Imagen cogida de la red
ATRIO DEL GRITO (MONÓLOGO)
Avanzaba a lo largo de una calle ancha y continuaba
en otra angosta y más oscura, que olía a orines. Esa
angosta calle escalaba la
ladera. Caminé frente al muro, piedra tras piedra. Me
alejaba unos pasos, lo
contemplaba y volvía a acercarme. Toqué las piedras con
mis manos; seguí
la línea ondulante, imprevisible, como la de los ríos, en
que se juntan los
bloques de roca.
José María Arguedas
Uno
de cierto, quiere escribir o si fuese posible perennizar las tantas fugacidades
de la vida, escribir la serpiente de los escalofríos, desposar el miedo a los
crepúsculos, masticar los jardines de granito sin que decrezcan los
ensimismamientos. Hay tantas furias y grietas y tormentas desmoronándose en las
sienes, horcones de remotas túnicas, estanques negros imaginándonos. La
historia no deja de ser un costal de huesos en el sudor que provocan los
analgésicos. Pienso en las infancias. Siempre son extrañas las infancias, desde
los incensarios bautizados con sollozos, desde los vastos atrios del grito, o
desde el tartamudeo de los guacales en las aceras. Lo efímera acaba por
perennizarse: es extraño el silencio y todo lo que va muriendo en nosotros. Son
extraños los mausoleos y los esqueletos que taladran el aliento. Son extraños
los trenes que uno recuerda cuando roncan en medio de los cementerios, cuando
desde algún sitio uno ve en retrospectiva los rieles olvidados. La vida es esa
sucesión de instantáneas, con flecos de ventanas mojadas, con mochetas de
indiferencia en los ojos. Una vida es todo ese día interminable de espejos,
inexplicables, por cierto desde la antigüedad de la conciencia o el raciocinio.

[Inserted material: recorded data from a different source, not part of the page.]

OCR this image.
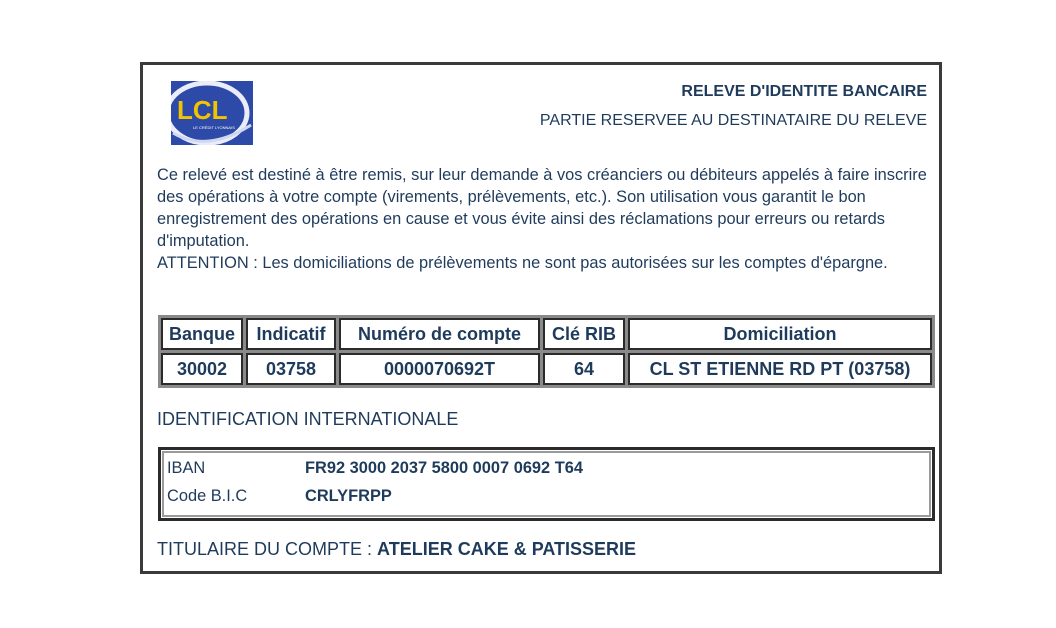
LCL
LE CRÉDIT LYONNAIS
RELEVE D'IDENTITE BANCAIRE
PARTIE RESERVEE AU DESTINATAIRE DU RELEVE

Ce relevé est destiné à être remis, sur leur demande à vos créanciers ou débiteurs appelés à faire inscrire des opérations à votre compte (virements, prélèvements, etc.). Son utilisation vous garantit le bon enregistrement des opérations en cause et vous évite ainsi des réclamations pour erreurs ou retards d'imputation.

ATTENTION : Les domiciliations de prélèvements ne sont pas autorisées sur les comptes d'épargne.

Banque	Indicatif	Numéro de compte	Clé RIB	Domiciliation
30002	03758	0000070692T	64	CL ST ETIENNE RD PT (03758)
IDENTIFICATION INTERNATIONALE
IBAN	FR92 3000 2037 5800 0007 0692 T64
Code B.I.C	CRLYFRPP
TITULAIRE DU COMPTE : ATELIER CAKE & PATISSERIE
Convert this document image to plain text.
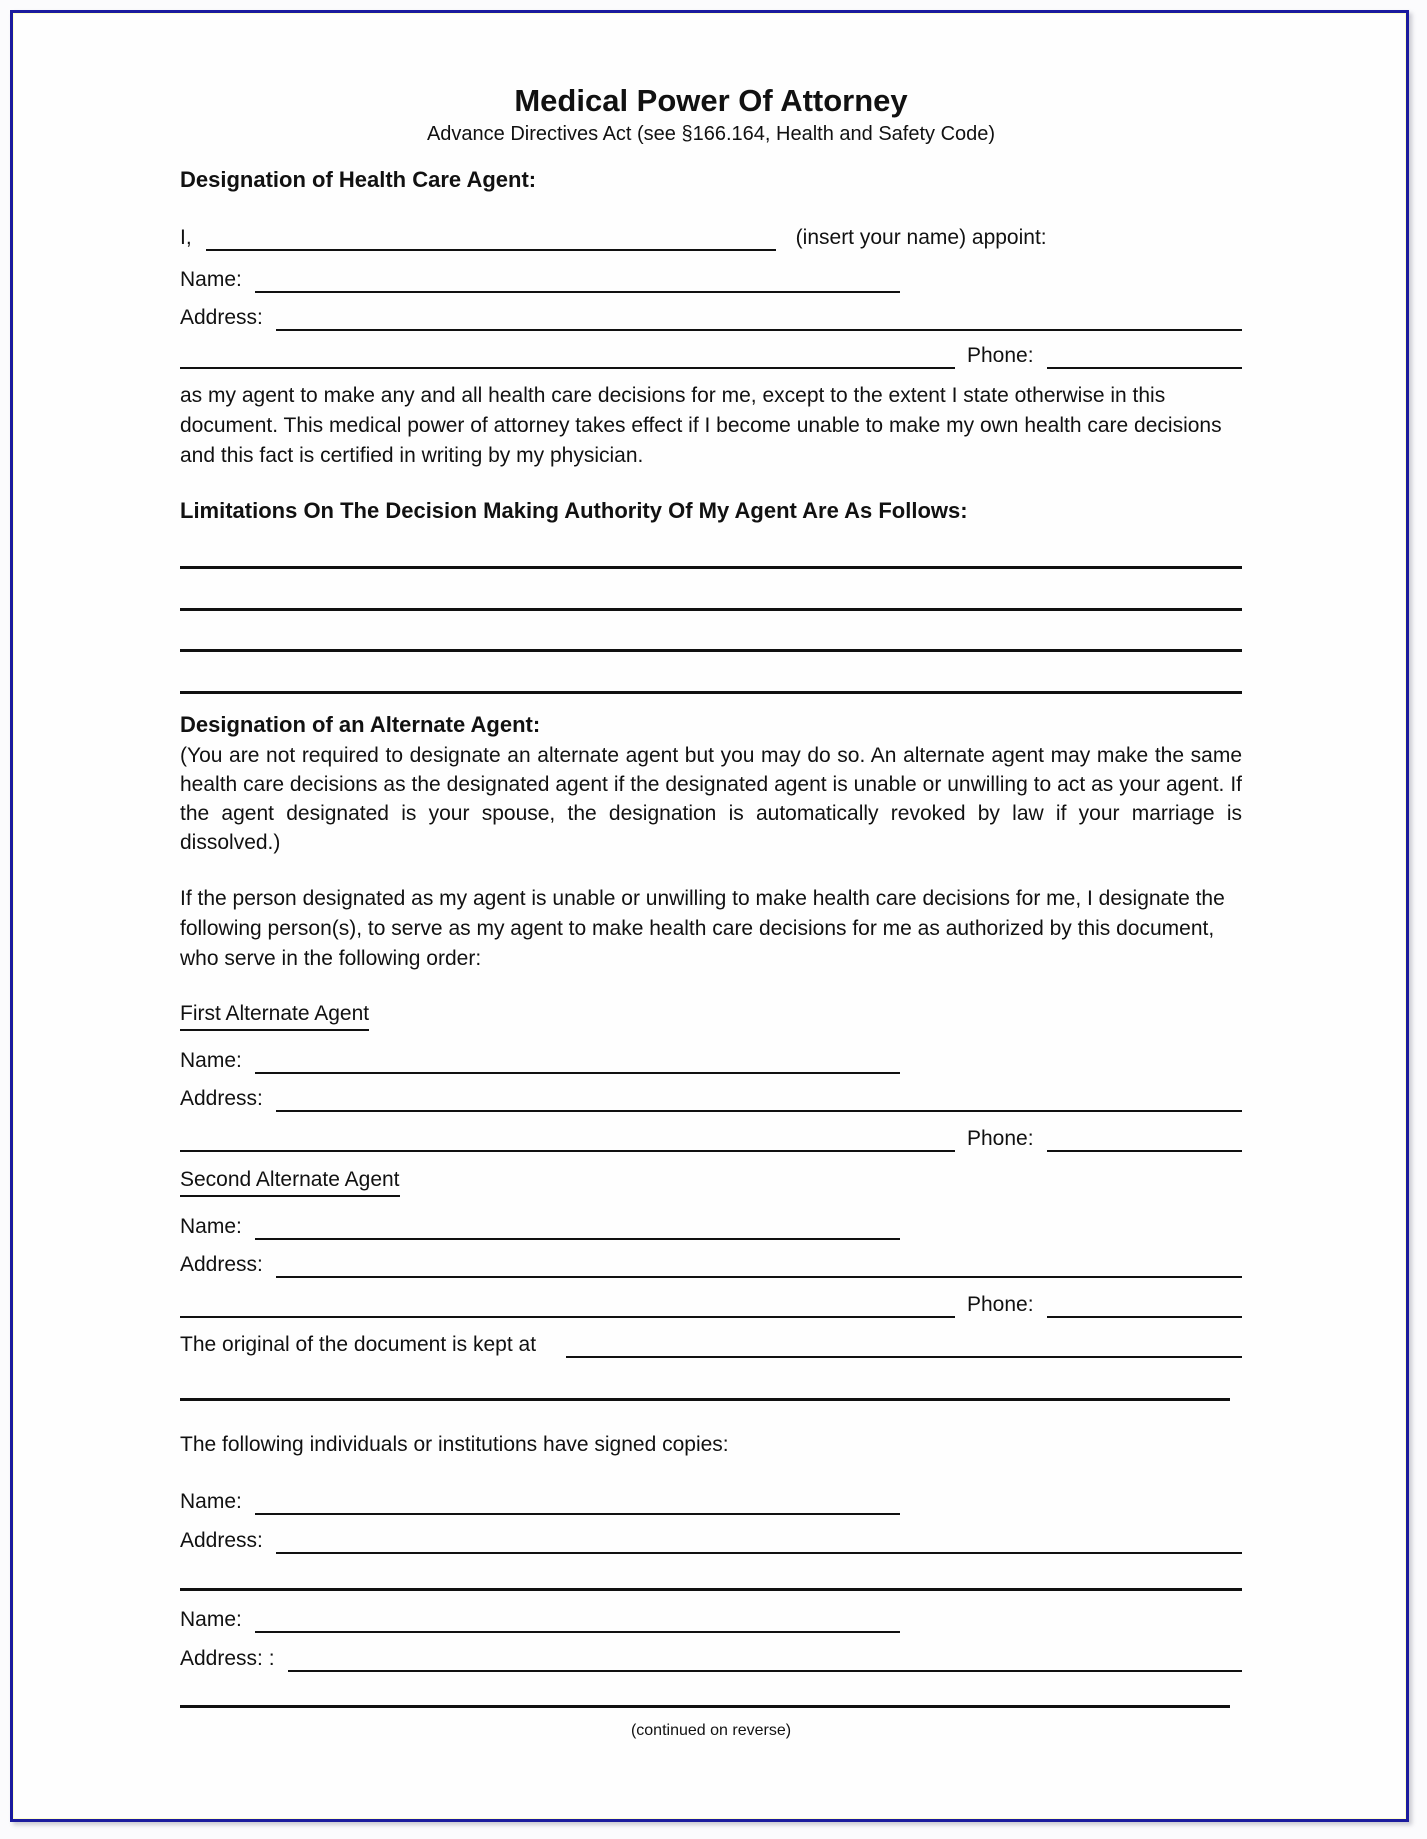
Medical Power Of Attorney
Advance Directives Act (see §166.164, Health and Safety Code)
Designation of Health Care Agent:
I,	(insert your name) appoint:
Name:
Address:
Phone:
as my agent to make any and all health care decisions for me, except to the extent I state otherwise in this document. This medical power of attorney takes effect if I become unable to make my own health care decisions and this fact is certified in writing by my physician.
Limitations On The Decision Making Authority Of My Agent Are As Follows:
Designation of an Alternate Agent:
(You are not required to designate an alternate agent but you may do so. An alternate agent may make the same health care decisions as the designated agent if the designated agent is unable or unwilling to act as your agent. If the agent designated is your spouse, the designation is automatically revoked by law if your marriage is dissolved.)
If the person designated as my agent is unable or unwilling to make health care decisions for me, I designate the following person(s), to serve as my agent to make health care decisions for me as authorized by this document, who serve in the following order:
First Alternate Agent
Name:
Address:
Phone:
Second Alternate Agent
Name:
Address:
Phone:
The original of the document is kept at
The following individuals or institutions have signed copies:
Name:
Address:
Name:
Address: :
(continued on reverse)
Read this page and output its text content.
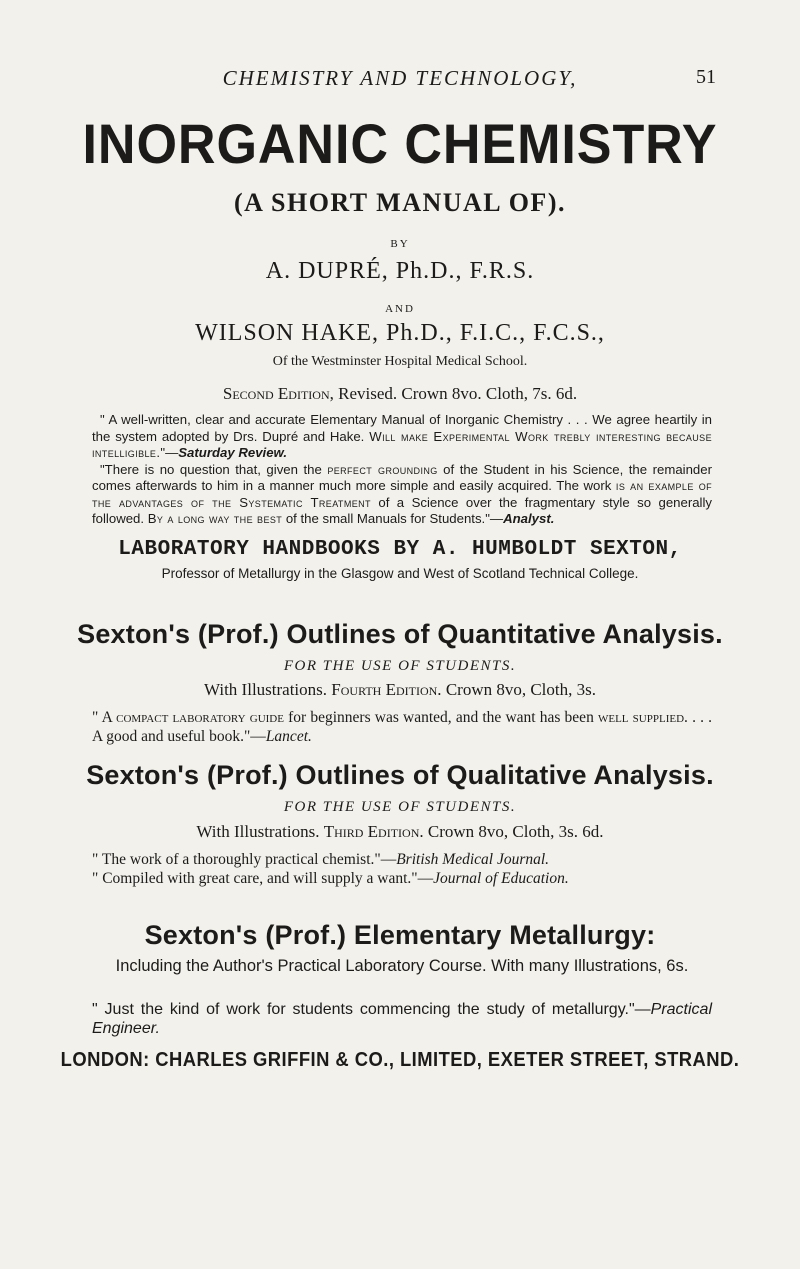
CHEMISTRY AND TECHNOLOGY,	51
INORGANIC CHEMISTRY
(A SHORT MANUAL OF).
BY
A. DUPRÉ, Ph.D., F.R.S.
AND
WILSON HAKE, Ph.D., F.I.C., F.C.S.,
Of the Westminster Hospital Medical School.
Second Edition, Revised. Crown 8vo. Cloth, 7s. 6d.

" A well-written, clear and accurate Elementary Manual of Inorganic Chemistry . . . We agree heartily in the system adopted by Drs. Dupré and Hake. Will make Experimental Work trebly interesting because intelligible."—Saturday Review.

"There is no question that, given the perfect grounding of the Student in his Science, the remainder comes afterwards to him in a manner much more simple and easily acquired. The work is an example of the advantages of the Systematic Treatment of a Science over the fragmentary style so generally followed. By a long way the best of the small Manuals for Students."—Analyst.

LABORATORY HANDBOOKS BY A. HUMBOLDT SEXTON,
Professor of Metallurgy in the Glasgow and West of Scotland Technical College.
Sexton's (Prof.) Outlines of Quantitative Analysis.
FOR THE USE OF STUDENTS.
With Illustrations. Fourth Edition. Crown 8vo, Cloth, 3s.
" A compact laboratory guide for beginners was wanted, and the want has been well supplied. . . . A good and useful book."—Lancet.
Sexton's (Prof.) Outlines of Qualitative Analysis.
FOR THE USE OF STUDENTS.
With Illustrations. Third Edition. Crown 8vo, Cloth, 3s. 6d.
" The work of a thoroughly practical chemist."—British Medical Journal.
" Compiled with great care, and will supply a want."—Journal of Education.
Sexton's (Prof.) Elementary Metallurgy:
Including the Author's Practical Laboratory Course. With many Illustrations, 6s.
" Just the kind of work for students commencing the study of metallurgy."—Practical Engineer.
LONDON: CHARLES GRIFFIN & CO., LIMITED, EXETER STREET, STRAND.
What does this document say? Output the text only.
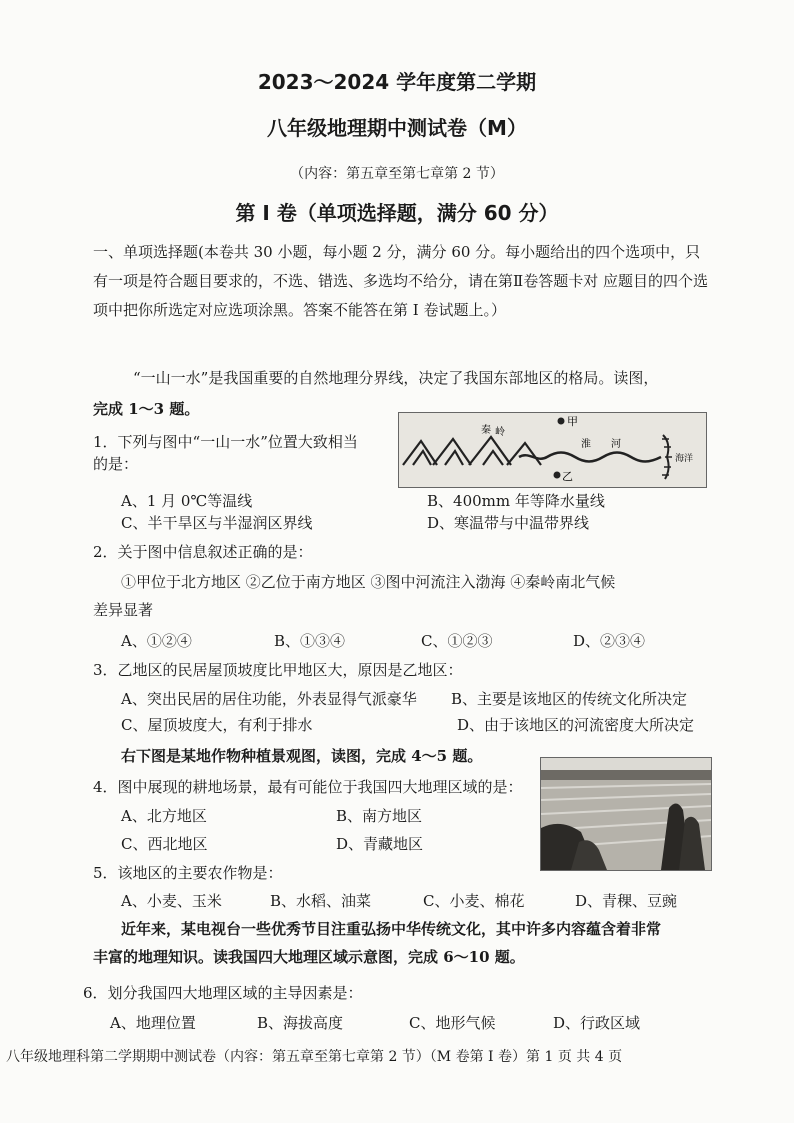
2023～2024 学年度第二学期
八年级地理期中测试卷（M）
（内容：第五章至第七章第 2 节）
第 I 卷（单项选择题，满分 60 分）
一、单项选择题(本卷共 30 小题，每小题 2 分，满分 60 分。每小题给出的四个选项中，只有一项是符合题目要求的，不选、错选、多选均不给分，请在第Ⅱ卷答题卡对 应题目的四个选项中把你所选定对应选项涂黑。答案不能答在第 I 卷试题上。）
“一山一水”是我国重要的自然地理分界线，决定了我国东部地区的格局。读图，
完成 1～3 题。
甲
乙
秦 岭
淮 河
海洋
1．下列与图中“一山一水”位置大致相当
的是：
A、1 月 0℃等温线	B、400mm 年等降水量线
C、半干旱区与半湿润区界线	D、寒温带与中温带界线
2．关于图中信息叙述正确的是：
①甲位于北方地区 ②乙位于南方地区 ③图中河流注入渤海 ④秦岭南北气候
差异显著
A、①②④	B、①③④	C、①②③	D、②③④
3．乙地区的民居屋顶坡度比甲地区大，原因是乙地区：
A、突出民居的居住功能，外表显得气派豪华 B、主要是该地区的传统文化所决定
C、屋顶坡度大，有利于排水	D、由于该地区的河流密度大所决定
右下图是某地作物种植景观图，读图，完成 4～5 题。
4．图中展现的耕地场景，最有可能位于我国四大地理区域的是：
A、北方地区	B、南方地区
C、西北地区	D、青藏地区
5．该地区的主要农作物是：
A、小麦、玉米	B、水稻、油菜	C、小麦、棉花	D、青稞、豆豌
近年来，某电视台一些优秀节目注重弘扬中华传统文化，其中许多内容蕴含着非常
丰富的地理知识。读我国四大地理区域示意图，完成 6～10 题。
6．划分我国四大地理区域的主导因素是：
A、地理位置	B、海拔高度	C、地形气候	D、行政区域
八年级地理科第二学期期中测试卷（内容：第五章至第七章第 2 节）（M 卷第 I 卷）第 1 页 共 4 页
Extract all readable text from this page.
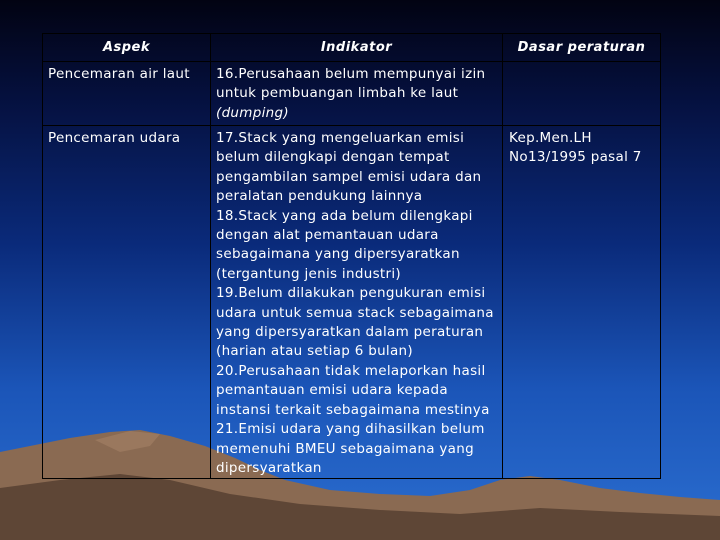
Aspek	Indikator	Dasar peraturan
Pencemaran air laut	16.Perusahaan belum mempunyai izin untuk pembuangan limbah ke laut
(dumping)	
Pencemaran udara	17.Stack yang mengeluarkan emisi belum dilengkapi dengan tempat pengambilan sampel emisi udara dan peralatan pendukung lainnya
18.Stack yang ada belum dilengkapi dengan alat pemantauan udara sebagaimana yang dipersyaratkan (tergantung jenis industri)
19.Belum dilakukan pengukuran emisi udara untuk semua stack sebagaimana yang dipersyaratkan dalam peraturan (harian atau setiap 6 bulan)
20.Perusahaan tidak melaporkan hasil pemantauan emisi udara kepada instansi terkait sebagaimana mestinya
21.Emisi udara yang dihasilkan belum memenuhi BMEU sebagaimana yang dipersyaratkan	Kep.Men.LH No13/1995 pasal 7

Ni quiera la tumba de los sueños es gratuita hoy en día: hay que pagar por
estar vivos, por transitar en medio de los horrores, por la risa. Todo tiene
razón de ser cuando se piensa en los zoológicos o en los ceniceros. ¿Qué hay
del otro lado de los almacenes oscuros del tiempo? Quizá pésames y huesecillos
retorcidos, saliva e imposibles que juegan a los vacíos. En el fondo nos
imaginamos diversos paisajes. Heridas en deshielo, imágenes a lo mejor
estériles. El pesimismo no es algo que emerge de la Nada. Hemos tenido años de
incesante escarcha, graznan frente a los espejos las exhaustas ojeras del
granito, las venas rotas del fuego, la boca condenada al gemido, o al delito
desgarrador de lo inconfeso. Uno se harta de pelajes y apetitos, uno se harta
de la voracidad de la zarza, de la sombra encendida de lo tórrido, de la
medianoche que acecha los sueños, de las miradas de hierro que penetran en el
alma y envenenan el aliento. Sin duda cada quien se alimenta con sus delirios. Cada
quien malgasta su sed en el ansia de los absolutos, cada quien destripa la
ceniza que lo devora. Yo veo la radiación de la maldad a pocos pasos. Veo caer
puertas y peldaños y ojos y conciencias. Veo lamer la sal de púas del rebaño,
el puñado de espinas alrededor del aliento, la mudez de los espectros en medio
de las aguas, los calcañales rotos de la ternura, el camino marcharse de
nosotros, hacia el escozor de las paredes pintadas con grafiti. En la pobreza
de mis espejos, los extraños lavabos para el pánico. A veces, sólo me limito a
caminar sobre la vía pública de las grietas. No hay escrúpulos ni papel
higiénico, ni ventanas explicitas para cegar de una vez por todas, la
oscuridad. A veces uno llora junto a los grifos de las mortajas, y forcejea con
los zambullidos definitivos de las aguas oscuras de los sueños. Ante el ojo
tirita el costado del mundo y los horrores disfrazados de arco iris. No sé
hasta donde son verdaderos los misales, y el fuego infraganti de la astucia y el
puntapié tirado al tiempo. En algún sitio se endurecen los extravíos con cierto
verdor de musgo u ombligos. Doy fe de todas mis rodillas imaginarias, de los
mares que se erizan frente a mis ojos, de los bocetos de barro que horada el
viento. Doy fe de los centímetros de aliento que se disuelven en las horquetas
del calendario, pero también, de los cascos que irrumpen en el entrecejo.